If you buy chocolates or confectionery from local sweet shops, gift stores, or wholesale markets in Hyderabad, the label is your first checkpoint. Every legitimate pre-packaged product must show the FSSAI licence number, the manufacturer's full name and address, the batch or lot number, the date of manufacture, and the best-before or expiry date. If any of these are missing, that is a violation, not a minor oversight.

You can verify an FSSAI licence number at the FSSAI FoSCoS portal by entering the 14-digit number printed on the pack. If the name and address that come up do not match what is on the label, the product may be using a misappropriated or outdated licence, exactly the situation alleged at Vignette Food Specialities.

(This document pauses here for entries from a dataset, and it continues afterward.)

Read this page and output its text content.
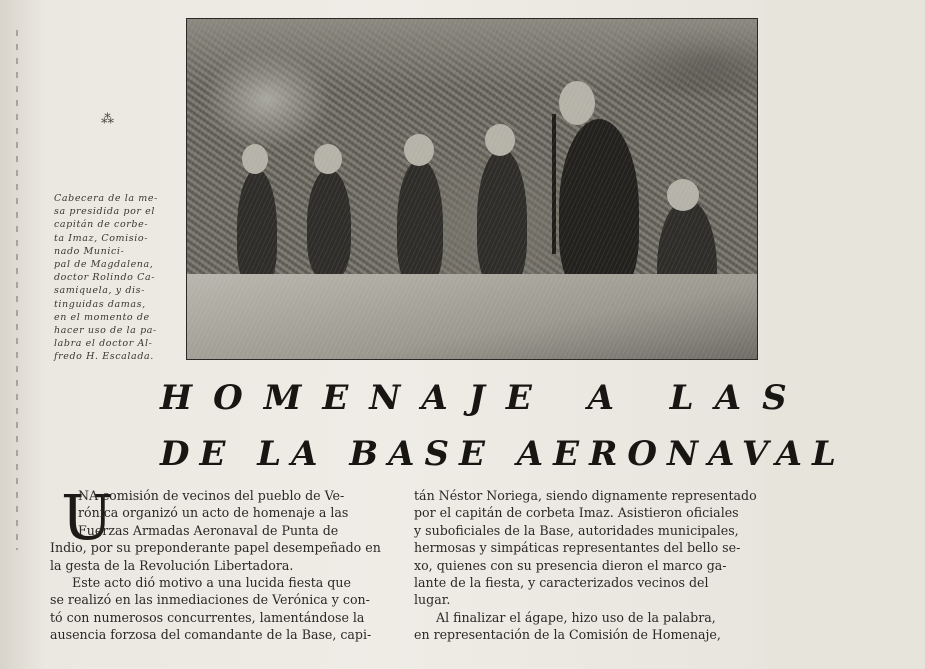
⁂

Cabecera de la me-
sa presidida por el
capitán de corbe-
ta Imaz, Comisio-
nado Munici-
pal de Magdalena,
doctor Rolindo Ca-
samiquela, y dis-
tinguidas damas,
en el momento de
hacer uso de la pa-
labra el doctor Al-
fredo H. Escalada.

HOMENAJE A LAS
DE LA BASE AERONAVAL
U
NA comisión de vecinos del pueblo de Ve-
rónica organizó un acto de homenaje a las
Fuerzas Armadas Aeronaval de Punta de
Indio, por su preponderante papel desempeñado en
la gesta de la Revolución Libertadora.
Este acto dió motivo a una lucida fiesta que
se realizó en las inmediaciones de Verónica y con-
tó con numerosos concurrentes, lamentándose la
ausencia forzosa del comandante de la Base, capi-
tán Néstor Noriega, siendo dignamente representado
por el capitán de corbeta Imaz. Asistieron oficiales
y suboficiales de la Base, autoridades municipales,
hermosas y simpáticas representantes del bello se-
xo, quienes con su presencia dieron el marco ga-
lante de la fiesta, y caracterizados vecinos del
lugar.
Al finalizar el ágape, hizo uso de la palabra,
en representación de la Comisión de Homenaje,
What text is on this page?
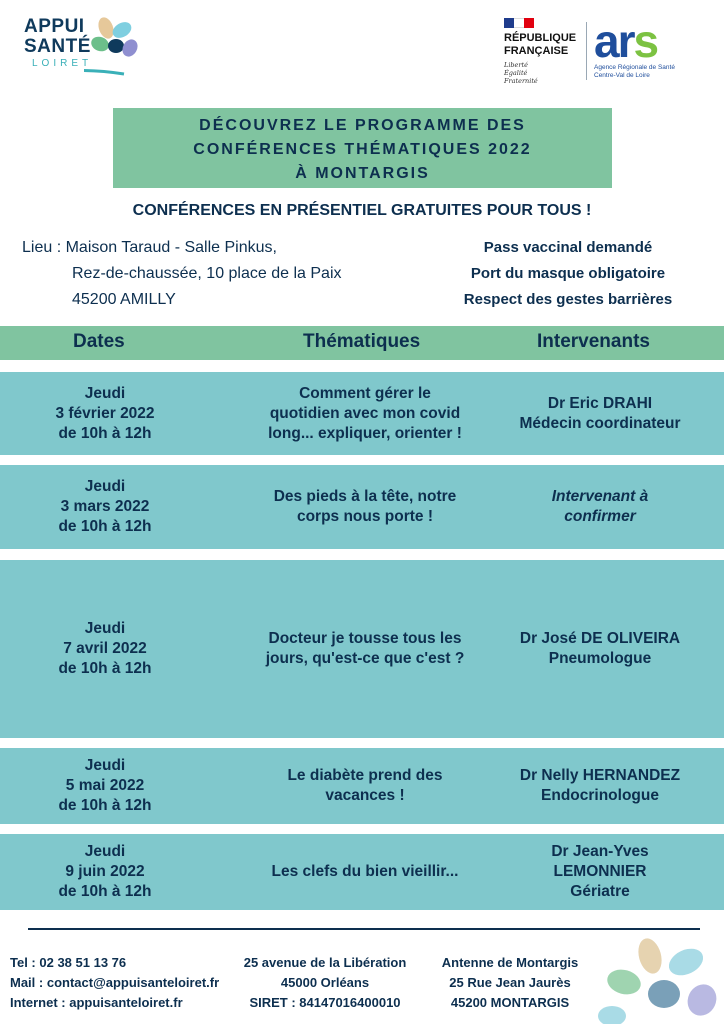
APPUI
SANTÉ
LOIRET
RÉPUBLIQUE
FRANÇAISE
Liberté
Égalité
Fraternité
ars
Agence Régionale de Santé
Centre-Val de Loire
DÉCOUVREZ LE PROGRAMME DES
CONFÉRENCES THÉMATIQUES 2022
À MONTARGIS
CONFÉRENCES EN PRÉSENTIEL GRATUITES POUR TOUS !
Lieu : Maison Taraud - Salle Pinkus,
Rez-de-chaussée, 10 place de la Paix
45200 AMILLY
Pass vaccinal demandé
Port du masque obligatoire
Respect des gestes barrières
Dates	Thématiques	Intervenants
Jeudi
3 février 2022
de 10h à 12h
Comment gérer le
quotidien avec mon covid
long... expliquer, orienter !
Dr Eric DRAHI
Médecin coordinateur
Jeudi
3 mars 2022
de 10h à 12h
Des pieds à la tête, notre
corps nous porte !
Intervenant à
confirmer
Jeudi
7 avril 2022
de 10h à 12h
Docteur je tousse tous les
jours, qu'est-ce que c'est ?
Dr José DE OLIVEIRA
Pneumologue
Jeudi
5 mai 2022
de 10h à 12h
Le diabète prend des
vacances !
Dr Nelly HERNANDEZ
Endocrinologue
Jeudi
9 juin 2022
de 10h à 12h
Les clefs du bien vieillir...
Dr Jean-Yves
LEMONNIER
Gériatre
Tel : 02 38 51 13 76
Mail : contact@appuisanteloiret.fr
Internet : appuisanteloiret.fr
25 avenue de la Libération
45000 Orléans
SIRET : 84147016400010
Antenne de Montargis
25 Rue Jean Jaurès
45200 MONTARGIS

For colouring agents specifically: FSSAI permits only certain synthetic colours in chocolate and confectionery, and only at defined maximum levels. Products with vivid, unnatural colours and no ingredient list are a practical red flag. A product that lists "permitted food colour" without naming the colour (for example, Sunset Yellow FCF or Tartrazine) is also not fully compliant with labelling norms, because consumers with sensitivities or parents of children with attention-related concerns need to know which specific colour is present.

If you come across a product you suspect is non-compliant, you can file a complaint through the FSSAI consumer grievance portal or directly with the Telangana Food Safety Commissioner's office. H-FAST operates on tip-offs as well as planned inspections, so consumer reports do feed into enforcement decisions.

The investigation at Habeebnagar police station is ongoing. FSSAI has not yet published a formal product recall or public advisory related to this unit as of the date of this article.